Everyone has a “blind spot” while driving – but combined with visual impairments, driving is a daily activity that can put us in danger. As more and more people develop vision problems, driving poses an increasing risk to not only those drivers, but also to everyone else on the road.
A study from the Netherlands indicates that impaired visual functions, including limited visual acuity, reduced field of vision, color blindness, reduced contrast sensitivity (depth perception), increased glare sensitivity and night-blindness, significantly influence driving behavior. Similarly, a report showed the number of drivers in the UK who have had their driver’s license revoked due to failing eyesight doubled from 2006 to 2011. Numerous visual impairments develop as people age, but since this progression is over a long period of time, people don’t always understand their eyesight could be impeding their ability to drive.
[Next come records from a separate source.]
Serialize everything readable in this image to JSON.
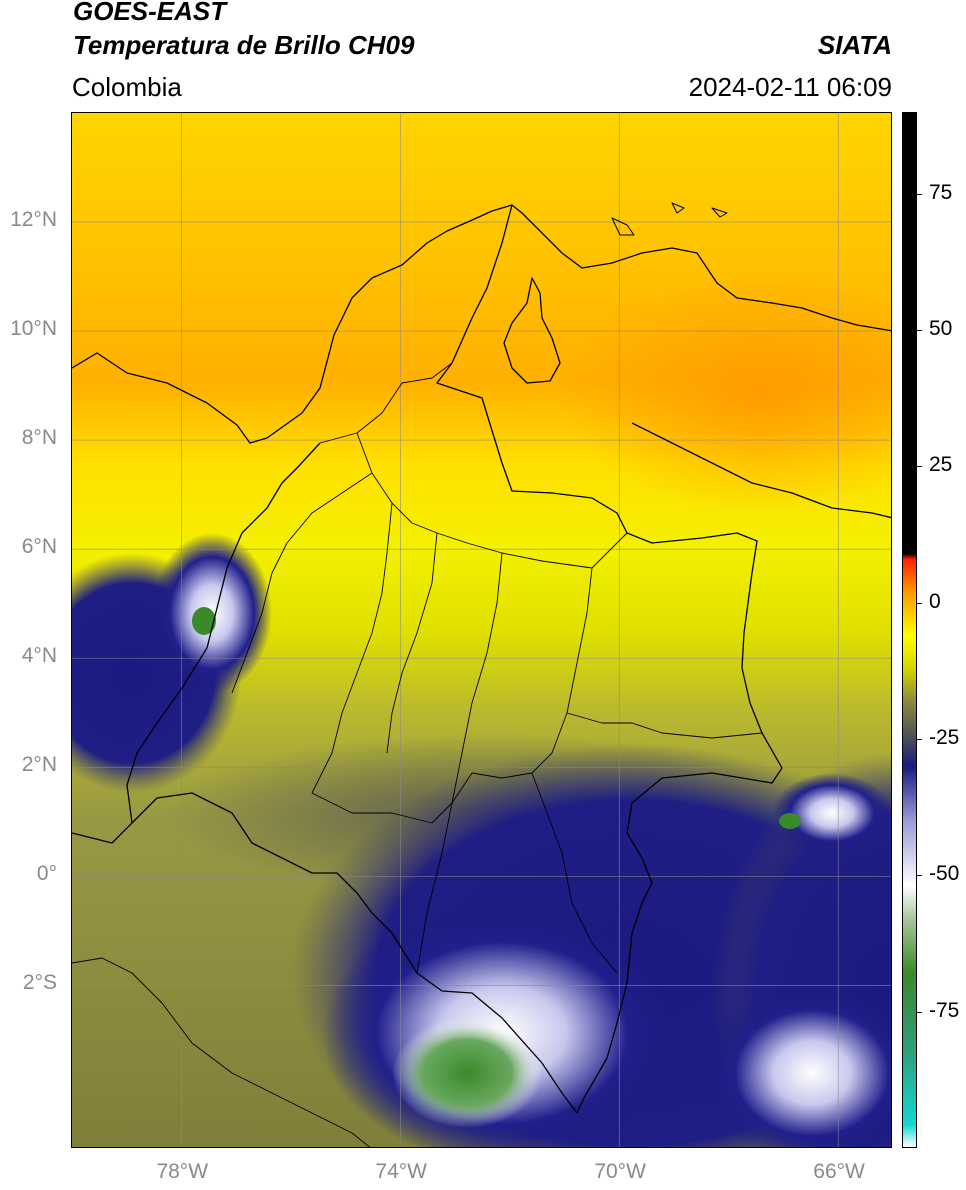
{
  "header": {
    "satellite": "GOES-EAST",
    "product": "Temperatura de Brillo CH09",
    "region": "Colombia",
    "agency": "SIATA",
    "datetime": "2024-02-11 06:09"
  },
  "map": {
    "lat_ticks": [
      "12°N",
      "10°N",
      "8°N",
      "6°N",
      "4°N",
      "2°N",
      "0°",
      "2°S"
    ],
    "lon_ticks": [
      "78°W",
      "74°W",
      "70°W",
      "66°W"
    ],
    "extent": {
      "lon": [
        -80,
        -65
      ],
      "lat": [
        -5,
        14
      ]
    },
    "gridlines": true
  },
  "colorbar": {
    "tick_labels": [
      "75",
      "50",
      "25",
      "0",
      "-25",
      "-50",
      "-75"
    ],
    "tick_values": [
      75,
      50,
      25,
      0,
      -25,
      -50,
      -75
    ],
    "range": [
      -100,
      90
    ],
    "stops": [
      {
        "value": -100,
        "color": "#ffffff"
      },
      {
        "value": -96,
        "color": "#14d9d2"
      },
      {
        "value": -82,
        "color": "#2e9e7c"
      },
      {
        "value": -68,
        "color": "#3a8a2a"
      },
      {
        "value": -58,
        "color": "#a8c79a"
      },
      {
        "value": -52,
        "color": "#ffffff"
      },
      {
        "value": -40,
        "color": "#9a9ad6"
      },
      {
        "value": -30,
        "color": "#1a1a80"
      },
      {
        "value": -24,
        "color": "#555555"
      },
      {
        "value": -18,
        "color": "#8c8c3c"
      },
      {
        "value": -12,
        "color": "#d6d600"
      },
      {
        "value": -6,
        "color": "#ffff00"
      },
      {
        "value": 2,
        "color": "#ff9900"
      },
      {
        "value": 8,
        "color": "#ff2000"
      },
      {
        "value": 9,
        "color": "#000000"
      },
      {
        "value": 90,
        "color": "#000000"
      }
    ]
  }
}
Still, it’s widely understood that in driving – a vision-based activity – visual health of the driver should be considered fundamental. Countries around the world have acknowledged this, but the varying standards do not give priority to its importance. The Netherlands considered, at one point, introducing an obligatory eye exam for car drivers over the age of 45. The American Optometric Association pointed out that while some states do require vision screening for driver’s license renewal, there is no standardized age at which that is required – and it’s not a requirement in all states. A 2016 study noted that in India, field of vision and color blindness tests are not part of the vision requirement standards for safe driving.
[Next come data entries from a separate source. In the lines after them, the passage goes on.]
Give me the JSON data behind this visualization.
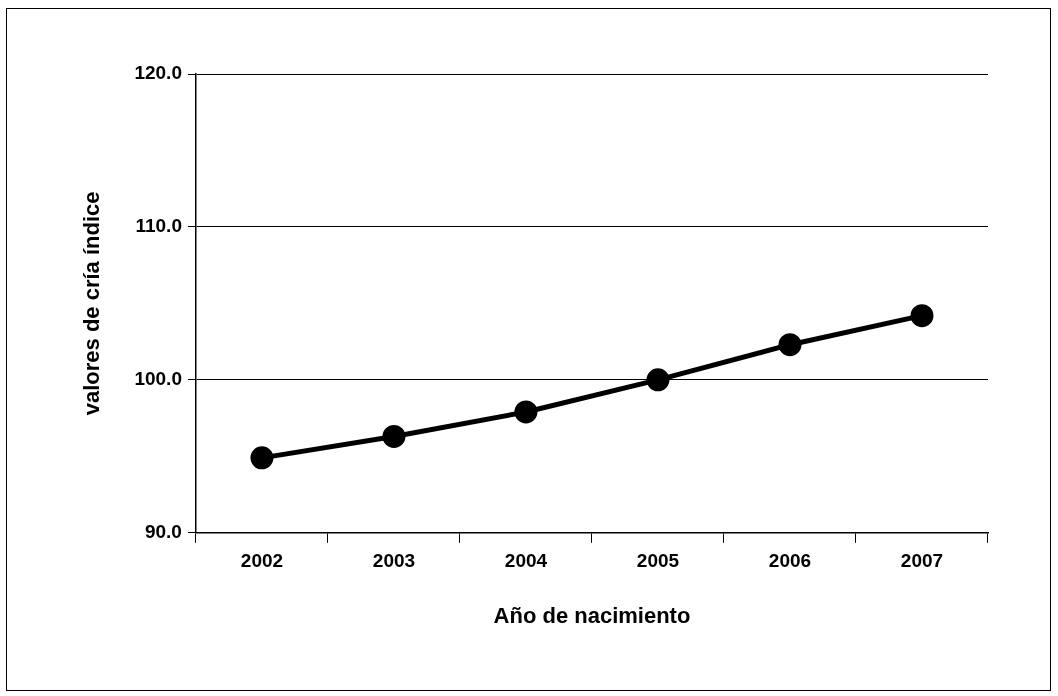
{
  "chart_data": {
    "type": "line",
    "xlabel": "Año de nacimiento",
    "ylabel": "valores de cría índice",
    "categories": [
      "2002",
      "2003",
      "2004",
      "2005",
      "2006",
      "2007"
    ],
    "series": [
      {
        "color": "#000000",
        "values": [
          94.9,
          96.3,
          97.9,
          100.0,
          102.3,
          104.2
        ]
      }
    ],
    "ylim": [
      90,
      120
    ],
    "yticks": [
      {
        "value": 90,
        "label": "90.0"
      },
      {
        "value": 100,
        "label": "100.0"
      },
      {
        "value": 110,
        "label": "110.0"
      },
      {
        "value": 120,
        "label": "120.0"
      }
    ],
    "grid": "y",
    "legend": false,
    "marker": "circle",
    "line_style": "solid"
  }
}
So, what can we do? The goal is two-fold.
First, we must continue to increase awareness of the benefits of the comprehensive eye exam. When drivers have an annual eye exam, they become aware of any changes to their vision and can take the appropriate steps to mitigate impairments. This specific action could result in a reduction in the overall loss due to traffic accidents, including loss of life. After all, 90% of the information from the driving environment is received by the eyes alone.
Second, join us in advocating to community leaders the need to establish standards for vision testing of drivers. Together, we can improve the safety of our roads around the world – and continue Giving Vision a Voice.